Find the length of $r=1+\sin{\theta}$.
I got to $\sqrt{2} \int\limits_{0}^{2\pi}\sqrt{1+\sin{\theta}} \,\mathrm{d}\theta$.
And the first way I used to solve the integral was substitution of $1+\sin{\theta}=u$.
Thus $ \cos\theta \,\mathrm{d}\theta = \mathrm{d}u$. and I used $\cos\theta=+\sqrt{1-\sin^2\theta}$
to find the interval which is $[-\pi/2,\pi/2]$. Considering the original interval of $[0,2\pi]$, I multiplied the result by $2$ for the symmetry to make the length of the interval $2\pi$, without knowing if it's correct.
The second way is $\frac{1+\cos{\phi}}{2}=\cos^2{(\phi/2)}$, substituting $\phi=\theta-\pi/2$,
thus $\sqrt{1+\sin{\theta}}=\sqrt{2\cos^2{(\theta/2-\pi/4)}}=+\sqrt{2}\cos{(\theta/2-\pi/4)}$.
From $-\pi/2 <\theta/2-\pi/4<\pi/2$, I got the interval $[-\pi/2,3\pi/2]$.
I end up with an interval length of $2\pi$, so I just found the final result from this interval.
So, I used two method to solve the integral and needed to reconsider the interval for integral.

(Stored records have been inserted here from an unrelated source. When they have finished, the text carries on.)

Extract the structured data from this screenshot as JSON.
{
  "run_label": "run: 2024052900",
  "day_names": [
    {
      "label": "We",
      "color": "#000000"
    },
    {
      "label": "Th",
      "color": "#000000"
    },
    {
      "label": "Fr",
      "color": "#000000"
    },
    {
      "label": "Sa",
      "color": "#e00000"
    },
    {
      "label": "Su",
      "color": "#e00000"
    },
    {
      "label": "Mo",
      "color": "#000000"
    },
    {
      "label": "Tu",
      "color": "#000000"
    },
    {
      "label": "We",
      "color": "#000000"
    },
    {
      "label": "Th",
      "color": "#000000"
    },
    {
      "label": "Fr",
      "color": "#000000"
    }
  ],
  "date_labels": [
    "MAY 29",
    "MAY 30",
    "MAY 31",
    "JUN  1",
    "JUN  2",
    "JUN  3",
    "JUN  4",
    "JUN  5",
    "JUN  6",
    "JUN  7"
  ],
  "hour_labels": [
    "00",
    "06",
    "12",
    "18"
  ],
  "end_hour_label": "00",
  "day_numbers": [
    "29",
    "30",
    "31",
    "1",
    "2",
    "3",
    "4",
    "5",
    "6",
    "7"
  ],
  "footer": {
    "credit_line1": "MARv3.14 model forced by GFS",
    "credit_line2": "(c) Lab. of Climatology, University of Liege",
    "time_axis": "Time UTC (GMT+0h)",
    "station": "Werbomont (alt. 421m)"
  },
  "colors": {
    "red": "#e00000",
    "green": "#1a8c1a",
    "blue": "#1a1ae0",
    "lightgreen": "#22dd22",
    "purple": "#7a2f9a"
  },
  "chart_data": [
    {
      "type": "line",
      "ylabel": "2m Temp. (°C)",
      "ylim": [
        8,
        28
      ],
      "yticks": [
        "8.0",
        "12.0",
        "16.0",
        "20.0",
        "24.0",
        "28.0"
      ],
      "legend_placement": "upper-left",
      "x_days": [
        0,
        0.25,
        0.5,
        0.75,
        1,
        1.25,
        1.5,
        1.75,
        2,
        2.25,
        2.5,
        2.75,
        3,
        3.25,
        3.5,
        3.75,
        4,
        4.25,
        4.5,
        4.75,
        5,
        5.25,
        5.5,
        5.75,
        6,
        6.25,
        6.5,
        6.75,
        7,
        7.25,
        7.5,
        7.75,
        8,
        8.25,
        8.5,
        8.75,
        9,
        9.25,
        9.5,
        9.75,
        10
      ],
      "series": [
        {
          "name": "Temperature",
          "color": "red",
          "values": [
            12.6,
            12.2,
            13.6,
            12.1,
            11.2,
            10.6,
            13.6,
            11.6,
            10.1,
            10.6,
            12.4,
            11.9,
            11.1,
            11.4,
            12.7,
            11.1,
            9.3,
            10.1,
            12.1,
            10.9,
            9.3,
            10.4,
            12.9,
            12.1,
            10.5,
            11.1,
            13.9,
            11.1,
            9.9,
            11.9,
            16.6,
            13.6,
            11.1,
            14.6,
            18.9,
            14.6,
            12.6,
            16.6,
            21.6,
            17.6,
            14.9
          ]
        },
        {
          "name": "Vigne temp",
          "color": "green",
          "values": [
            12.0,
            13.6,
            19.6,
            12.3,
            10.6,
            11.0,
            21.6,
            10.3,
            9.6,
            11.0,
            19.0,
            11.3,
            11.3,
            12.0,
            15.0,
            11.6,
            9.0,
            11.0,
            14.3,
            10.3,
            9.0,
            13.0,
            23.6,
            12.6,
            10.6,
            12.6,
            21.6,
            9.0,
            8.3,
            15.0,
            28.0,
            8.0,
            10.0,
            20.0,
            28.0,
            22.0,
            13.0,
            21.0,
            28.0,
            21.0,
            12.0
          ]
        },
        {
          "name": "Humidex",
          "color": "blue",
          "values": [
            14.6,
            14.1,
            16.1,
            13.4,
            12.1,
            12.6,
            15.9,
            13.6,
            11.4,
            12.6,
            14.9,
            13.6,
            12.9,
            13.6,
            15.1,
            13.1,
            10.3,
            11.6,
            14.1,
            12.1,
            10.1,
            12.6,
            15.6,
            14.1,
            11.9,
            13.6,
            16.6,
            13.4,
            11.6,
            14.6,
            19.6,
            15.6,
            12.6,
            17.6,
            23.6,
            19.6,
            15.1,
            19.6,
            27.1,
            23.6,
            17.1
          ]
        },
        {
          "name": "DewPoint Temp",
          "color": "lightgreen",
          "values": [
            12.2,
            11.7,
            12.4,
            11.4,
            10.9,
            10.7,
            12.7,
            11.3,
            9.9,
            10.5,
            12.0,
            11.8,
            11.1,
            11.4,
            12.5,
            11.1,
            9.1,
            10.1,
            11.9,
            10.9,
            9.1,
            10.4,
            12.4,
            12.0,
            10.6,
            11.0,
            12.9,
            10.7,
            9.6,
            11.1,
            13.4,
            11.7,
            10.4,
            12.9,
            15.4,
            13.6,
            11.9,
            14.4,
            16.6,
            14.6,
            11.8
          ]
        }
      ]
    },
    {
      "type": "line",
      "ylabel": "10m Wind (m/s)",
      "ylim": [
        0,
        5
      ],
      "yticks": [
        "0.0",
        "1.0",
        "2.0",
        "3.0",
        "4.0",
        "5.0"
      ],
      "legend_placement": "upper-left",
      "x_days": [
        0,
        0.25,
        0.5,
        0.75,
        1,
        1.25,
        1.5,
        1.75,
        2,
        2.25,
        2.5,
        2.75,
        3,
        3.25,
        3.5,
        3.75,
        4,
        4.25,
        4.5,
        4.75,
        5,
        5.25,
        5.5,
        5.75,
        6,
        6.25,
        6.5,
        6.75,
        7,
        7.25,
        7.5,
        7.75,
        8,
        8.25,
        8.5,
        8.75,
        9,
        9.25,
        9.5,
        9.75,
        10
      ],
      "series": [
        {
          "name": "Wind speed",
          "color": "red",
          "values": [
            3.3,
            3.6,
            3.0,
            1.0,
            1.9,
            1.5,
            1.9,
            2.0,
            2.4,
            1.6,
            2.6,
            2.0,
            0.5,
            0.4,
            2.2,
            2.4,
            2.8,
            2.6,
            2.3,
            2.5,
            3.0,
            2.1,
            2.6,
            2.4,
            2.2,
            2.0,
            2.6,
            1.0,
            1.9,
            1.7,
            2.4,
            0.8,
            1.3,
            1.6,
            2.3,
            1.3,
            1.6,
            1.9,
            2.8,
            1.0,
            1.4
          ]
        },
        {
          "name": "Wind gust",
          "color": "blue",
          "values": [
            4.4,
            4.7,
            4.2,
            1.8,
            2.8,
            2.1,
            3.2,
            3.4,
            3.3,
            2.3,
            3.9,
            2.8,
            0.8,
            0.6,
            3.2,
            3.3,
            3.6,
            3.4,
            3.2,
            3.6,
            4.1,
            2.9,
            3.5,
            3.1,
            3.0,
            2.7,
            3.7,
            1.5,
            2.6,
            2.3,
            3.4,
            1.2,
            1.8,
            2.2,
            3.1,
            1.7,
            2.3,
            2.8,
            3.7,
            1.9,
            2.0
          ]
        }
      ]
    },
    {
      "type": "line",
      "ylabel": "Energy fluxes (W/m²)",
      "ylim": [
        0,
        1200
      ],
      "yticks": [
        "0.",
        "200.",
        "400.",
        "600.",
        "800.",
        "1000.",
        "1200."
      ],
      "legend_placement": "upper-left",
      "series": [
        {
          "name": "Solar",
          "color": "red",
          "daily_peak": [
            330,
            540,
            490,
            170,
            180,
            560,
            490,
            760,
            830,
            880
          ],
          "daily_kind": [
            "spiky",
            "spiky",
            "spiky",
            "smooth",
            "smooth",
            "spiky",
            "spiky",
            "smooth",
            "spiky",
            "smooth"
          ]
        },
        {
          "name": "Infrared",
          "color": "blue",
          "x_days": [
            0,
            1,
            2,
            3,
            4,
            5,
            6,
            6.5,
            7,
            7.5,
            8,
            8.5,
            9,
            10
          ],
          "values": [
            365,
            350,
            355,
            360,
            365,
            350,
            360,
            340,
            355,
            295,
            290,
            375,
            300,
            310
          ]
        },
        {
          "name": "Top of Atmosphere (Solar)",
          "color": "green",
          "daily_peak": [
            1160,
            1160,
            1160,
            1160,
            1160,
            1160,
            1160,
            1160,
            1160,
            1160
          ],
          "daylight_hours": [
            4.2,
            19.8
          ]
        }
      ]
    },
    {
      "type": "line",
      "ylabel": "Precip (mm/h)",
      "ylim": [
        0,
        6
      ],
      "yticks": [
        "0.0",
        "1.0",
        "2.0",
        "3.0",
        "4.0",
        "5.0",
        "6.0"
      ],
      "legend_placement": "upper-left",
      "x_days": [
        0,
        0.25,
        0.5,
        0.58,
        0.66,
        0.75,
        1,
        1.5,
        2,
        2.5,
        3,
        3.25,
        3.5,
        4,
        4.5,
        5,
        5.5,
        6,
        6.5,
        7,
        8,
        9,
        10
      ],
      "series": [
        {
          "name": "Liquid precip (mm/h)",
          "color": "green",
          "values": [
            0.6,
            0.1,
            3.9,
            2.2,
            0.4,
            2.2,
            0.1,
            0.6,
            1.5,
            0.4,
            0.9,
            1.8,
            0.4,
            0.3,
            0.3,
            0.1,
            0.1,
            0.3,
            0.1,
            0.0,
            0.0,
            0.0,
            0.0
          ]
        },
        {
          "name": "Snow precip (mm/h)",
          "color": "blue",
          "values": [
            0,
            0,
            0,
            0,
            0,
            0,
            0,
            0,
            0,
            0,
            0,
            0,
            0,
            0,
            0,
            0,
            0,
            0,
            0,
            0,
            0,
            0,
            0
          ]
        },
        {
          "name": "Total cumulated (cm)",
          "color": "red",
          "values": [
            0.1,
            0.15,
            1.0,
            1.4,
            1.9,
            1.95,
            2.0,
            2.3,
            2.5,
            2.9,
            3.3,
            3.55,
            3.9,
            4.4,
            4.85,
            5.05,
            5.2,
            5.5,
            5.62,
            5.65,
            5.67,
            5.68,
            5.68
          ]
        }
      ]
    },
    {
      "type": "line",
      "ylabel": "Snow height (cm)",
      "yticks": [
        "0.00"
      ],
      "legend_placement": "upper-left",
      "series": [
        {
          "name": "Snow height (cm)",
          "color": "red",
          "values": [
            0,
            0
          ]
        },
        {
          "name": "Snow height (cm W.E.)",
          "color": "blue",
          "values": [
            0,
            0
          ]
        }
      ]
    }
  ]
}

Though I got a result, I'm not fully understanding the way to find the interval.
Could you tell why these methods are correct or incorrect?
Edit: I should have mentioned I found the answer of $8$. It's not the way to get the answer that I'm asking. I'm confused about interval.